The Florida guidance cites, among other sources, trial data from Pfizer that Ladapo says shows healthy children with no underlying conditions have a “limited risk of severe illness due to COVID-19”; data collected by the CDC indicating a majority of children in the country have recovered from COVID-19; an “absence of data informing benefit of COVID-19 vaccination among children with existing immunity”; and a recent study from New York researchers that indicates Pfizer’s vaccine protection has “declined rapidly,” particularly against infection.
Underlying conditions include chronic lung disease, obesity, and neurologic disorders.
Asked about the guidance, Kathryn Edwards, a professor in pediatrics at Vanderbilt University Medical Center, told The Epoch Times in an email that she disagrees with the state guidance and believes “all children between 5-11 years old should be vaccinated.”
“The risk of disease is greater than the risk of myocarditis,” she said, referring to a form of heart inflammation that has been reported in higher-than-expected rates in youth, especially young men.
That’s not a universal view.
“It’s important for parents to understand that the risk of hospitalization, particularly in a healthy child or adolescent, is very low. And also, the risk of myocarditis following administration of the messenger RNA vaccines is also very low, and effectively, probably pretty similar. So the benefit roughly equals the risk of harm,” Dr. Cody Meissner, one of the Food and Drug Administration advisers who voted in 2021 to recommend authorization of Pfizer’s shot for the 5 to 11 age group, told The Epoch Times after reviewing some of the more recent papers.
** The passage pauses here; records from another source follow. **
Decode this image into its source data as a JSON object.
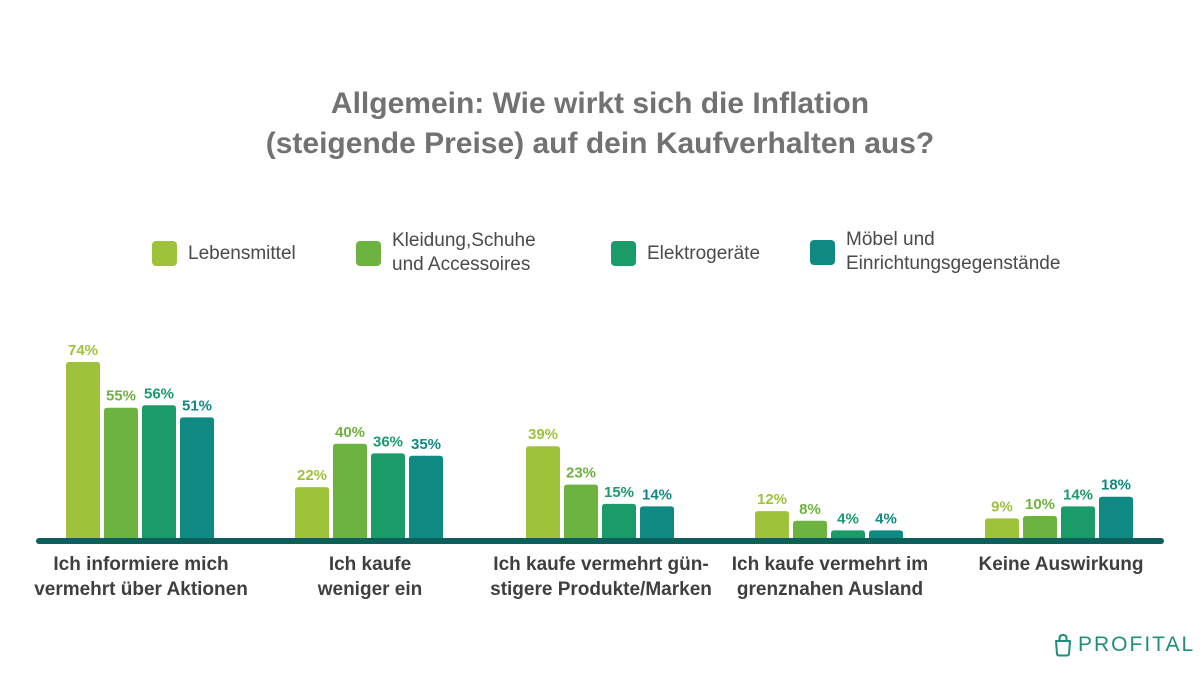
{
  "chart_data": {
    "type": "bar",
    "title_lines": [
      "Allgemein: Wie wirkt sich die Inflation",
      "(steigende Preise) auf dein Kaufverhalten aus?"
    ],
    "categories": [
      "Ich informiere mich\nvermehrt über Aktionen",
      "Ich kaufe\nweniger ein",
      "Ich kaufe vermehrt gün-\nstigere Produkte/Marken",
      "Ich kaufe vermehrt im\ngrenznahen Ausland",
      "Keine Auswirkung"
    ],
    "series": [
      {
        "name": "Lebensmittel",
        "color": "#9ec33b",
        "values": [
          74,
          22,
          39,
          12,
          9
        ],
        "labels": [
          "74%",
          "22%",
          "39%",
          "12%",
          "9%"
        ]
      },
      {
        "name": "Kleidung,Schuhe\nund Accessoires",
        "color": "#6db33f",
        "values": [
          55,
          40,
          23,
          8,
          10
        ],
        "labels": [
          "55%",
          "40%",
          "23%",
          "8%",
          "10%"
        ]
      },
      {
        "name": "Elektrogeräte",
        "color": "#1a9b6a",
        "values": [
          56,
          36,
          15,
          4,
          14
        ],
        "labels": [
          "56%",
          "36%",
          "15%",
          "4%",
          "14%"
        ]
      },
      {
        "name": "Möbel und\nEinrichtungsgegenstände",
        "color": "#0f8a82",
        "values": [
          51,
          35,
          14,
          4,
          18
        ],
        "labels": [
          "51%",
          "35%",
          "14%",
          "4%",
          "18%"
        ]
      }
    ],
    "ylim": [
      0,
      80
    ],
    "grid": false,
    "legend": "top",
    "baseline_color": "#0d5f5c"
  },
  "brand": {
    "name": "PROFITAL",
    "icon": "shopping-bag-icon",
    "color": "#1f8f7a"
  }
}
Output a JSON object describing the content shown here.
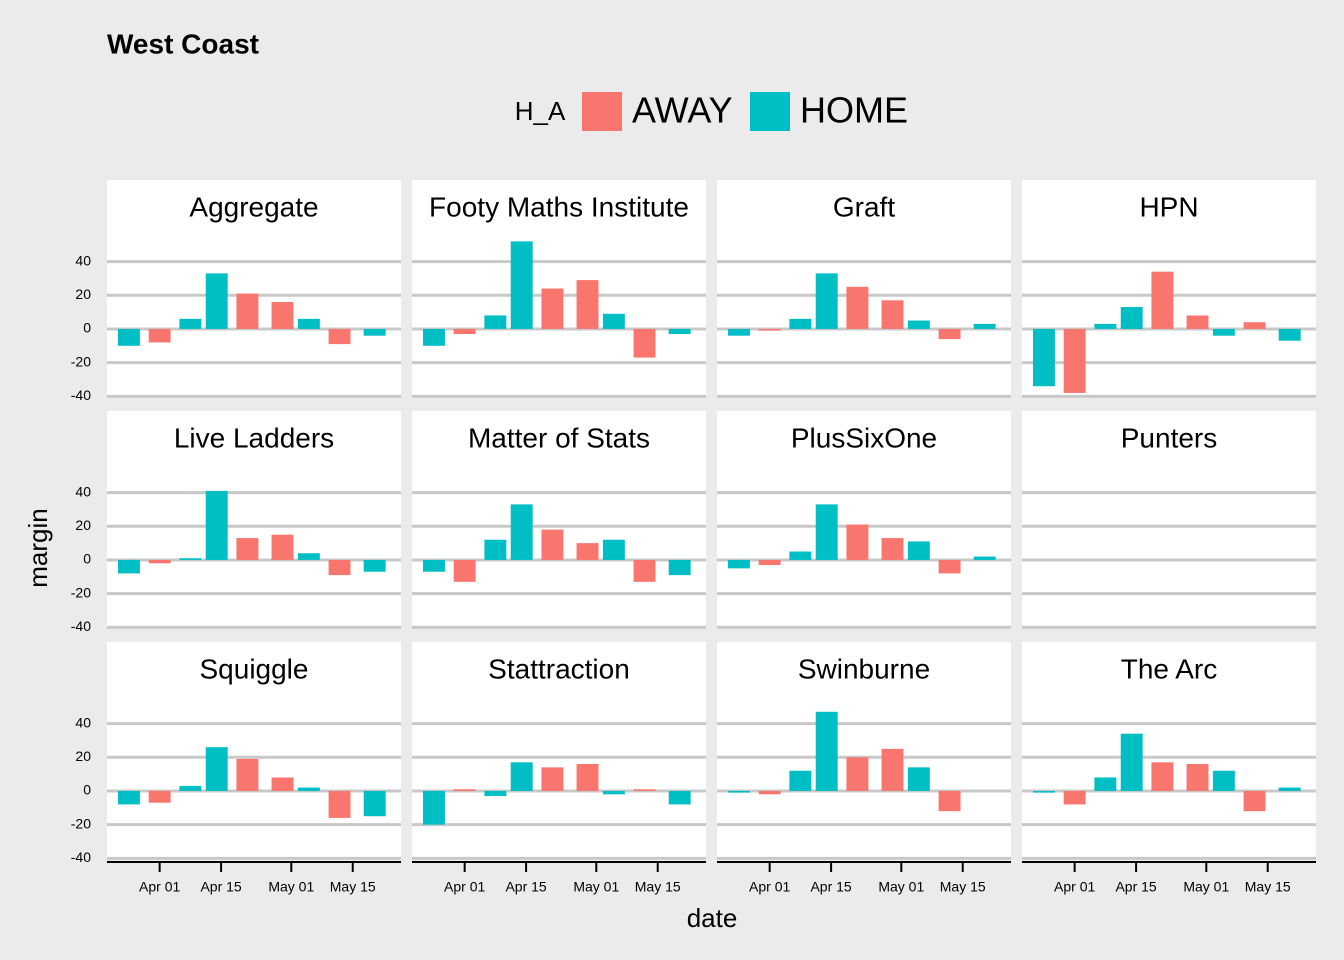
{
  "chart_data": {
    "type": "bar",
    "title": "West Coast",
    "legend_title": "H_A",
    "xlabel": "date",
    "ylabel": "margin",
    "series": [
      {
        "name": "AWAY",
        "color": "#f8766d"
      },
      {
        "name": "HOME",
        "color": "#00bfc4"
      }
    ],
    "x": [
      "Mar 25",
      "Apr 01",
      "Apr 08",
      "Apr 14",
      "Apr 21",
      "Apr 29",
      "May 05",
      "May 12",
      "May 20"
    ],
    "h_a": [
      "HOME",
      "AWAY",
      "HOME",
      "HOME",
      "AWAY",
      "AWAY",
      "HOME",
      "AWAY",
      "HOME"
    ],
    "xlim": [
      "Mar 20",
      "May 26"
    ],
    "xticks": [
      "Apr 01",
      "Apr 15",
      "May 01",
      "May 15"
    ],
    "ylim": [
      -41,
      54
    ],
    "yticks": [
      -40,
      -20,
      0,
      20,
      40
    ],
    "grid": true,
    "facets": [
      {
        "title": "Aggregate",
        "values": [
          -10,
          -8,
          6,
          33,
          21,
          16,
          6,
          -9,
          -4
        ]
      },
      {
        "title": "Footy Maths Institute",
        "values": [
          -10,
          -3,
          8,
          52,
          24,
          29,
          9,
          -17,
          -3
        ]
      },
      {
        "title": "Graft",
        "values": [
          -4,
          -1,
          6,
          33,
          25,
          17,
          5,
          -6,
          3
        ]
      },
      {
        "title": "HPN",
        "values": [
          -34,
          -38,
          3,
          13,
          34,
          8,
          -4,
          4,
          -7
        ]
      },
      {
        "title": "Live Ladders",
        "values": [
          -8,
          -2,
          1,
          41,
          13,
          15,
          4,
          -9,
          -7
        ]
      },
      {
        "title": "Matter of Stats",
        "values": [
          -7,
          -13,
          12,
          33,
          18,
          10,
          12,
          -13,
          -9
        ]
      },
      {
        "title": "PlusSixOne",
        "values": [
          -5,
          -3,
          5,
          33,
          21,
          13,
          11,
          -8,
          2
        ]
      },
      {
        "title": "Punters",
        "values": [
          null,
          null,
          null,
          null,
          null,
          null,
          null,
          null,
          null
        ]
      },
      {
        "title": "Squiggle",
        "values": [
          -8,
          -7,
          3,
          26,
          19,
          8,
          2,
          -16,
          -15
        ]
      },
      {
        "title": "Stattraction",
        "values": [
          -20,
          1,
          -3,
          17,
          14,
          16,
          -2,
          1,
          -8
        ]
      },
      {
        "title": "Swinburne",
        "values": [
          -1,
          -2,
          12,
          47,
          20,
          25,
          14,
          -12,
          null
        ]
      },
      {
        "title": "The Arc",
        "values": [
          -1,
          -8,
          8,
          34,
          17,
          16,
          12,
          -12,
          2
        ]
      }
    ]
  }
}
Pfizer’s vaccine, the only one available to those under 18 in the United States, is built on messenger RNA technology.
Under DeSantis, Florida’s approach to the pandemic, besides a short period of harsh restrictions mirroring much of the rest of the country, has been one that focuses on protecting the vulnerable while keeping government rules to a minimum.
Florida, for instance, banned vaccine passports in 2021. Many jurisdictions that kept vaccine passports and mask mandates have rolled them back in recent weeks.
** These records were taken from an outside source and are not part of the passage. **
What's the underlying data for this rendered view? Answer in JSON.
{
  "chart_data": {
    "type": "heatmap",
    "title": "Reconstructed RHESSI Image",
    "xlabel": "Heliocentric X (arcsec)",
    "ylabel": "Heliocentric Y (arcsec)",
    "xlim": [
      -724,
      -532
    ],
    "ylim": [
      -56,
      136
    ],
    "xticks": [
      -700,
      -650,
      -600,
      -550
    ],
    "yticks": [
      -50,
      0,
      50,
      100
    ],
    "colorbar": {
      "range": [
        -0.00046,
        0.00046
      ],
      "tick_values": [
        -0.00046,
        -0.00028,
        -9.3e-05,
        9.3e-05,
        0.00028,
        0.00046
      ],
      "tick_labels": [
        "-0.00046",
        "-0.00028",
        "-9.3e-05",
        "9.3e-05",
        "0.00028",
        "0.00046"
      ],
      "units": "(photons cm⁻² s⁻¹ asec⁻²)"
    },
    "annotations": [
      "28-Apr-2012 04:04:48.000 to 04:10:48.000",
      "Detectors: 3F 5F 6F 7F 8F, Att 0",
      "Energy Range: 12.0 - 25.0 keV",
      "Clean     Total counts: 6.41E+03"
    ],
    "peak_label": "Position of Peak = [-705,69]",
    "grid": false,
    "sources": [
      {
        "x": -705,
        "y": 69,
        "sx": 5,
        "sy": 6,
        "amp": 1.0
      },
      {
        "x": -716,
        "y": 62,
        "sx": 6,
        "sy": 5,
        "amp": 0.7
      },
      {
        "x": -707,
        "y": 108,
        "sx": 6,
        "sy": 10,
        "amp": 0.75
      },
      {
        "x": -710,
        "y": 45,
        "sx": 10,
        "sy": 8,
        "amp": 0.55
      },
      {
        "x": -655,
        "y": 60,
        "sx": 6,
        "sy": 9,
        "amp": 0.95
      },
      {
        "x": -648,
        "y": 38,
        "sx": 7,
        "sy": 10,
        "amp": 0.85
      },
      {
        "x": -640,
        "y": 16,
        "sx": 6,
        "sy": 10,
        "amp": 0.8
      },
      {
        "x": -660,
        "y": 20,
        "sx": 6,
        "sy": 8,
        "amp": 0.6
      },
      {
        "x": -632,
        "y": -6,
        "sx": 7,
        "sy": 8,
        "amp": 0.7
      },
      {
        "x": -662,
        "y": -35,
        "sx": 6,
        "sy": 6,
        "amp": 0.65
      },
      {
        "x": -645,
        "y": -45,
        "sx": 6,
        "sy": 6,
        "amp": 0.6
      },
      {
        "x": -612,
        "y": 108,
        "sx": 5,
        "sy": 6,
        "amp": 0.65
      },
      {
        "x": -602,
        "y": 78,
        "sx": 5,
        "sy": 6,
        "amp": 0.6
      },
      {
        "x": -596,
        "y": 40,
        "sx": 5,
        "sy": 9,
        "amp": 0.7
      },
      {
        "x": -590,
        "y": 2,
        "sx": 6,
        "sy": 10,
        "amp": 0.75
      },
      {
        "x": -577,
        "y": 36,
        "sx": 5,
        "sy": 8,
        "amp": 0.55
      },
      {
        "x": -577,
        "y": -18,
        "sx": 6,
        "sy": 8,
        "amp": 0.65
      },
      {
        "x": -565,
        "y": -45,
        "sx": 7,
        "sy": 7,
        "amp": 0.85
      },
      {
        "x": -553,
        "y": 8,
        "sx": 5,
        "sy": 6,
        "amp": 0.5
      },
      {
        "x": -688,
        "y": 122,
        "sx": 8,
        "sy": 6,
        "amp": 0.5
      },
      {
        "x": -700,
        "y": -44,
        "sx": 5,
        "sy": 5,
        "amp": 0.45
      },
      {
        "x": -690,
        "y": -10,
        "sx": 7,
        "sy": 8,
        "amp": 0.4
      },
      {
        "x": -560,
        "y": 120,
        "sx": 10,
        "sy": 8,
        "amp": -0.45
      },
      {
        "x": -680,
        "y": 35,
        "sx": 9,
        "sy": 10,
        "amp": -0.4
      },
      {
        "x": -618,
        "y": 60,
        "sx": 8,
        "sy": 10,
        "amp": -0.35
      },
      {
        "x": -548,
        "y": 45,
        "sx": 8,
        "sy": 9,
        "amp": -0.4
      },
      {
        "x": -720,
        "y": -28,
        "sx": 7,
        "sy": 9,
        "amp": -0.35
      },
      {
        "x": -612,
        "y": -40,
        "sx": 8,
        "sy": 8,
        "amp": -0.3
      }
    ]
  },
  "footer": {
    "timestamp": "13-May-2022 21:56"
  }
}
“I think what you’ll see increasingly, over the next year, is you will see more and more people come out and say, probably if you have a healthy 5- or 6-year-old kid, you probably don’t need to be doing [the vaccine],” DeSantis said.
Meissner and other members of the Vaccines and Related Biological Products Advisory Committee, except for one, were supportive of authorizing the jab for 5- to 11-year-olds but before they voted to advise the Food and Drug Administration, multiple members expressed concern about vaccine mandates, noting the lack of data supporting vaccinating kids without comorbidities.
“Actually, if you look at [that], most of those people that were contributing to that were saying, ‘I’m torn on this, because I feel if we approve it for 5- to 11-year-olds, it may be mandated in schools. And we think that’s a bad idea. We think for high-risk kids, we want to make it available,’” De Santis said.
“So I think just in the next six to 12 months, you’ll see more people move in his direction, and I think that’s just the reality. And so, because you have this thing where people are saying you’re not a good parent unless you do the COVID [shot] for very young kids, that’s just not true. It really is your choice.
“Just understand what the data shows,” he said. “I don’t think you can say that the data has shown certainly a huge benefit. At best, you’re looking at maybe marginal risks that may outweigh that. That’s just the reality. And people can make those decisions.”